Families ‘frustrated’ by delay in releasing report on maternity scandal | NHS

Families have expressed ‘huge frustration’ after the release of the final report into the NHS’ biggest maternity scandal was delayed for the second time.
The Ockenden review has investigated 1,862 maternity cases at Shrewsbury and Telford NHS trust in which mothers and babies may have been injured for almost 20 years, and was due for publication on March 22, after being delayed from December.
This week, Senior Midwife Donna Ockenden, who is leading the review, wrote to families to say that publication had again been delayed due to “parliamentary processes” yet to take place, and that a new date has not yet been confirmed.
“It’s extremely frustrating. I can’t really express it, it’s just awful. We had this date in front of us, everyone’s life is on hold and we are holding our breath to finally get this report,” said Rhiannon Davies, whose daughter Kate Stanton-Davies died in the care of the trust. shortly after his birth in 2009.
“People have booked time off because emotionally it’s a huge thing. Treating families like this, and treating Donna like this after all the work she’s done, is just disrespectful.
Davies and partner Richard Stanton campaigned for the review for years alongside Kayleigh and Colin Griffiths, whose daughter Pippa died in 2016 after contracting an infection during childbirth.
In a written statement to Parliament on Tuesday, Patient Safety Minister Maria Caulfield said the NHS was in the process of securing compensation cover for possible legal action after the report was published.
Davies said many families were skeptical about the reasons for the delay. “I’m pretty sure it’s going to be a very damning report and there are a lot of people in positions of power right now.

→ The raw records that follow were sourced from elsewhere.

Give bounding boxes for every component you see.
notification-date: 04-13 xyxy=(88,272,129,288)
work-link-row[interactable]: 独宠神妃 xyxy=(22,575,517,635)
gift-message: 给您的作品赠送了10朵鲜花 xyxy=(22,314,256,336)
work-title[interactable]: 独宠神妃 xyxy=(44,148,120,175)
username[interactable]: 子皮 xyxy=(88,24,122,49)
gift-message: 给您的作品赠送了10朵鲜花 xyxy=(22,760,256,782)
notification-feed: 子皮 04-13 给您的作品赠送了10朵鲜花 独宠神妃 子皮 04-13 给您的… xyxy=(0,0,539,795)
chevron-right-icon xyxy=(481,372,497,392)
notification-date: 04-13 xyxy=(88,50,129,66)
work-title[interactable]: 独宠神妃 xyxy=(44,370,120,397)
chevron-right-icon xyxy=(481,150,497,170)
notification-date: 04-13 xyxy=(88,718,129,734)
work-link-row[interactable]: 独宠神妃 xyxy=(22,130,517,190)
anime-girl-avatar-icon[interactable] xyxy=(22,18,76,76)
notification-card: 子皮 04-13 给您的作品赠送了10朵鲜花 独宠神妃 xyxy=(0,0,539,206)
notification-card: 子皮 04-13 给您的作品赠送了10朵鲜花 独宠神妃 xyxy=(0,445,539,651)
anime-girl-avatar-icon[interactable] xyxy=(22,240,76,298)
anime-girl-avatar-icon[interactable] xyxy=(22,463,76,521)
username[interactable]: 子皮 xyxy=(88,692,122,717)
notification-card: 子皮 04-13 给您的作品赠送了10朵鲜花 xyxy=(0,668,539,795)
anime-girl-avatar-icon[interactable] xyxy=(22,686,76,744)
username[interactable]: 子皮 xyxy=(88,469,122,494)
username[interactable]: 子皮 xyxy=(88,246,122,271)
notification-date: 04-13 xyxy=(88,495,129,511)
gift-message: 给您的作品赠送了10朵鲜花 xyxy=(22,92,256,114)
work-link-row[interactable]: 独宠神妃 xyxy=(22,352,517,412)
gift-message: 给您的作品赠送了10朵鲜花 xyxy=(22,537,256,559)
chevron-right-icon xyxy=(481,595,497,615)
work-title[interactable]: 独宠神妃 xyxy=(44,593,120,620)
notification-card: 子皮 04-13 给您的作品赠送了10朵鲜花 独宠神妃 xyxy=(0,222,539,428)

This delay will not prevent the truth from coming out, for whatever reason,” Davies said.
“All the families were, in fact, prepared for what we were finally going to hear that day,” said Charlotte Cheshire, whose 10-year-old son Adam was severely disabled after staff failed to administered antibiotics for seven hours. when he caught an infection during childbirth.
“All of the families involved in this investigation, either their children died or were horribly injured and disabled. These are big emotional situations that we face. This report took years to prepare, everyone had time to make the arrangements that needed to be made.
“This delay leaves us angry, disappointed, upset and triggers grief again.”
The review was commissioned by Health Secretary Jeremy Hunt in 2017 to examine an initial 23 cases. Ockenden’s interim report, released in December 2020, revealed a series of failures within the trust, including a deadly reluctance to perform C-sections and a tendency to blame mothers for problems.
“My son’s birthday is next week, he would have been seven. It’s been seven years without a sorry from the hospital,” said Hayley Matthews, whose son Jack Burn died 11 hours after he was born in 2015 .
“You want justice for yourself, but you also want change. I can’t bring my son back, but I hope this review helps other families and prevents it from happening again. But until we see this report, everyone is in the dark.
A spokesperson for the Ockenden review said: “We have been advised that a number of parliamentary processes are required before the final report can be released to Parliament. The Department of Health and Social Care is working to put these arrangements in place so that we can publish the report as soon as possible. These parliamentary processes are totally beyond the review team’s control.
A DHSC spokesperson said: ‘We are committed to providing the families with the answers they deserve and our sympathies remain with everyone involved. “We continue to work with the review team at Ockenden and NHS England and NHS Improvement to ensure the final report is released as soon as possible.”